Wednesday, 22 February 2023

Play




Through chat with the a friend in Buenos Aires about steps in tango, came a reminder of a realisation from some years back. My eldest son, still a child or maybe at most a tween, was dancing tango with me in the kitchen. He has never had a lesson or any kind of instruction, he just picked it up, absorbed it, the way I pick up languages, the way his brother somehow picked up reading before school. Maybe it was the years lying on the floor pushing the fridge magnets about in long, mysterious games punctuated only by noises of propulsion. 

The boys came to tea dances and the Edinburgh brunch milonga when they were little so they had seen dancing and they heard the music at home.  The eldest and I didn’t dance together often and when we did it was as much play as dance. He had been good at judo as a younger child. For him the game was as much about seeing if he could leverage me off balance. His dance was full of jokes and fun and experimentation. There was also, from him, an element of challenge. Although he was always tall he was very slight. Dancing with an adult 1.83m tall he had to be quite strong.  

Astonishing was that from his dance play emerged recognised tango moves that I never do:  sacadas, and ganchos I remember distinctly, maybe there were even voleos.  There was a sense of shock, delight and amazement at his discovery, like new land. This has never happened with anyone else. Even Colin, who learned to dance well in a night, without instruction, did not start evolving tango moves spontaneously in quite the same way.  If memory serves, Colin followed what I initiated and then took over the same.  
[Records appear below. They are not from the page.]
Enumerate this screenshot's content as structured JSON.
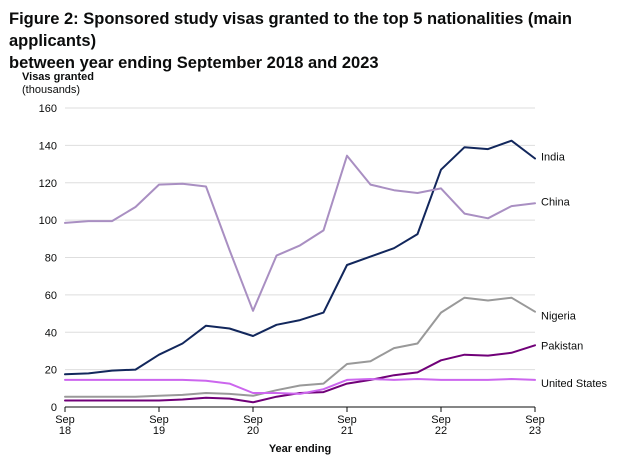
{
  "title_line1": "Figure 2: Sponsored study visas granted to the top 5 nationalities (main applicants)",
  "title_line2": "between year ending September 2018 and 2023",
  "chart_data": {
    "type": "line",
    "title": "Figure 2: Sponsored study visas granted to the top 5 nationalities (main applicants) between year ending September 2018 and 2023",
    "xlabel": "Year ending",
    "ylabel": "Visas granted",
    "ylabel_sub": "(thousands)",
    "ylim": [
      0,
      160
    ],
    "y_ticks": [
      0,
      20,
      40,
      60,
      80,
      100,
      120,
      140,
      160
    ],
    "x_tick_labels": [
      {
        "line1": "Sep",
        "line2": "18"
      },
      {
        "line1": "Sep",
        "line2": "19"
      },
      {
        "line1": "Sep",
        "line2": "20"
      },
      {
        "line1": "Sep",
        "line2": "21"
      },
      {
        "line1": "Sep",
        "line2": "22"
      },
      {
        "line1": "Sep",
        "line2": "23"
      }
    ],
    "grid": "horizontal",
    "legend": "direct labels at line ends",
    "x": [
      "Sep 2018",
      "Dec 2018",
      "Mar 2019",
      "Jun 2019",
      "Sep 2019",
      "Dec 2019",
      "Mar 2020",
      "Jun 2020",
      "Sep 2020",
      "Dec 2020",
      "Mar 2021",
      "Jun 2021",
      "Sep 2021",
      "Dec 2021",
      "Mar 2022",
      "Jun 2022",
      "Sep 2022",
      "Dec 2022",
      "Mar 2023",
      "Jun 2023",
      "Sep 2023"
    ],
    "series": [
      {
        "name": "India",
        "color": "#12275c",
        "values": [
          17.5,
          18,
          19.5,
          20,
          28,
          34,
          43.5,
          42,
          38,
          44,
          46.5,
          50.5,
          76,
          80.5,
          85,
          92.5,
          127,
          139,
          138,
          142.5,
          133
        ]
      },
      {
        "name": "China",
        "color": "#a98fc2",
        "values": [
          98.5,
          99.5,
          99.5,
          107,
          119,
          119.5,
          118,
          84,
          51.5,
          81,
          86.5,
          94.5,
          134.5,
          119,
          116,
          114.5,
          117,
          103.5,
          101,
          107.5,
          109
        ]
      },
      {
        "name": "Nigeria",
        "color": "#999999",
        "values": [
          5.5,
          5.5,
          5.5,
          5.5,
          6,
          6.5,
          7.5,
          7,
          6,
          9,
          11.5,
          12.5,
          23,
          24.5,
          31.5,
          34,
          50.5,
          58.5,
          57,
          58.5,
          51
        ]
      },
      {
        "name": "Pakistan",
        "color": "#700078",
        "values": [
          3.5,
          3.5,
          3.5,
          3.5,
          3.5,
          4,
          5,
          4.5,
          2.5,
          5.5,
          7.5,
          8,
          12.5,
          14.5,
          17,
          18.5,
          25,
          28,
          27.5,
          29,
          33
        ]
      },
      {
        "name": "United States",
        "color": "#cc66ee",
        "values": [
          14.5,
          14.5,
          14.5,
          14.5,
          14.5,
          14.5,
          14,
          12.5,
          7.5,
          7.5,
          7,
          9.5,
          14.5,
          15,
          14.5,
          15,
          14.5,
          14.5,
          14.5,
          15,
          14.5
        ]
      }
    ]
  }
}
Watching my son discover the dance came the realisation that this must have been how the moves associated with the dance began originally - through that kind of exploration.  The element of necessary challenge, of pushing boundaries that my son had that probably aided those discoveries, likely also existed between guys dancing together when the dance emerged in Buenos Aires. 

My son was the initiator of the movements, that much was always clear.  He was also the only person with whom I would routinely and completely forget who was in the male role and who the female (in terms of the position of the arms).  Over time, he distinctly took over the arm positions of the male role. 
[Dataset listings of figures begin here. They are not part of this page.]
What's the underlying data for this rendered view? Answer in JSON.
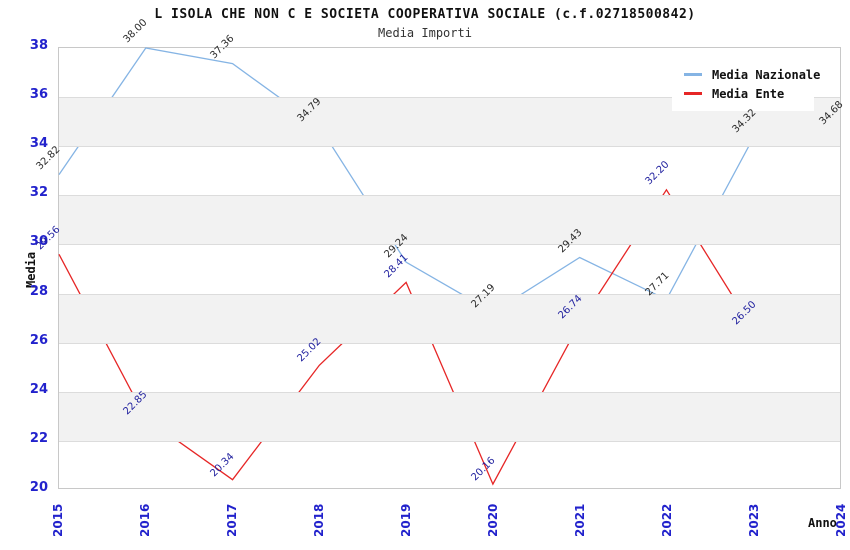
{
  "title": "L ISOLA CHE NON C E SOCIETA COOPERATIVA SOCIALE (c.f.02718500842)",
  "subtitle": "Media Importi",
  "axes": {
    "x_label": "Anno",
    "y_label": "Media",
    "y_ticks": [
      38,
      36,
      34,
      32,
      30,
      28,
      26,
      24,
      22,
      20
    ],
    "x_ticks": [
      "2015",
      "2016",
      "2017",
      "2018",
      "2019",
      "2020",
      "2021",
      "2022",
      "2023",
      "2024"
    ]
  },
  "legend": {
    "items": [
      {
        "label": "Media Nazionale",
        "color": "#85b4e4"
      },
      {
        "label": "Media Ente",
        "color": "#e62626"
      }
    ]
  },
  "colors": {
    "tick_label": "#2222cc",
    "band_gray": "#f2f2f2",
    "gridline": "#dcdcdc",
    "plot_border": "#c8c8c8",
    "nazionale_line": "#85b4e4",
    "ente_line": "#e62626",
    "nazionale_value_label": "#2b2b2b",
    "ente_value_label": "#1f1f9e"
  },
  "chart_data": {
    "type": "line",
    "title": "L ISOLA CHE NON C E SOCIETA COOPERATIVA SOCIALE (c.f.02718500842)",
    "subtitle": "Media Importi",
    "xlabel": "Anno",
    "ylabel": "Media",
    "x": [
      2015,
      2016,
      2017,
      2018,
      2019,
      2020,
      2021,
      2022,
      2023,
      2024
    ],
    "ylim": [
      20,
      38
    ],
    "grid": true,
    "legend_position": "top-right",
    "gray_bands": [
      [
        34,
        36
      ],
      [
        30,
        32
      ],
      [
        26,
        28
      ],
      [
        22,
        24
      ]
    ],
    "y_gridlines": [
      36,
      34,
      32,
      30,
      28,
      26,
      24,
      22
    ],
    "series": [
      {
        "name": "Media Nazionale",
        "color": "#85b4e4",
        "label_color": "#2b2b2b",
        "values": [
          32.82,
          38.0,
          37.36,
          34.79,
          29.24,
          27.19,
          29.43,
          27.71,
          34.32,
          34.68
        ]
      },
      {
        "name": "Media Ente",
        "color": "#e62626",
        "label_color": "#1f1f9e",
        "values": [
          29.56,
          22.85,
          20.34,
          25.02,
          28.41,
          20.16,
          26.74,
          32.2,
          26.5
        ]
      }
    ]
  }
}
Sometimes I wonder, whimsically, if there are other moves out there, waiting to be discovered by someone or some couple untainted by class and received ideas of what is "correct". 
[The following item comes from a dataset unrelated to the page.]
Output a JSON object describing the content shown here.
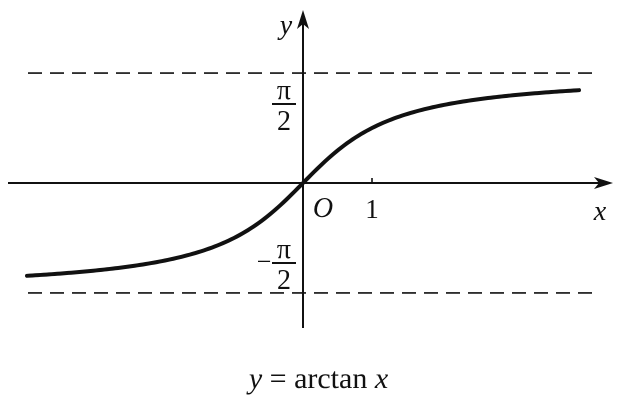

So why did these moves emerge with my son? For that kind of game you need a playful spirit, which most adults have lost and no sense of inhibition, which again, most adults have lost. You need that challenging edge.  You probably need a profound intimacy, trust and physical closeness with the dance partner. And for that kind of joint exploration you both need, at the same time, creativity, curiosity, and a sense of adventure.  Put all that together as a recipe list required between two people simultaneously and it's no wonder it doesn't happen often. 

The three of us had always been tactile. We walked hand in hand or arms around one another for years, the boys were constantly in each others arms or the big one carried the little one on his shoulders. My youngest usually sat on my knee rather than a chair for at least the first five years of his life.  Maybe that’s all you need to become a natural and creative tango dancer - a sense of fun and lots of cuddles!





Dancing tango is a shared exploration in movement anyway albeit one of you is often more the guide; this was just more equal somehow, more inventive, more adventurous.  I live in hope I may find it one day in someone again.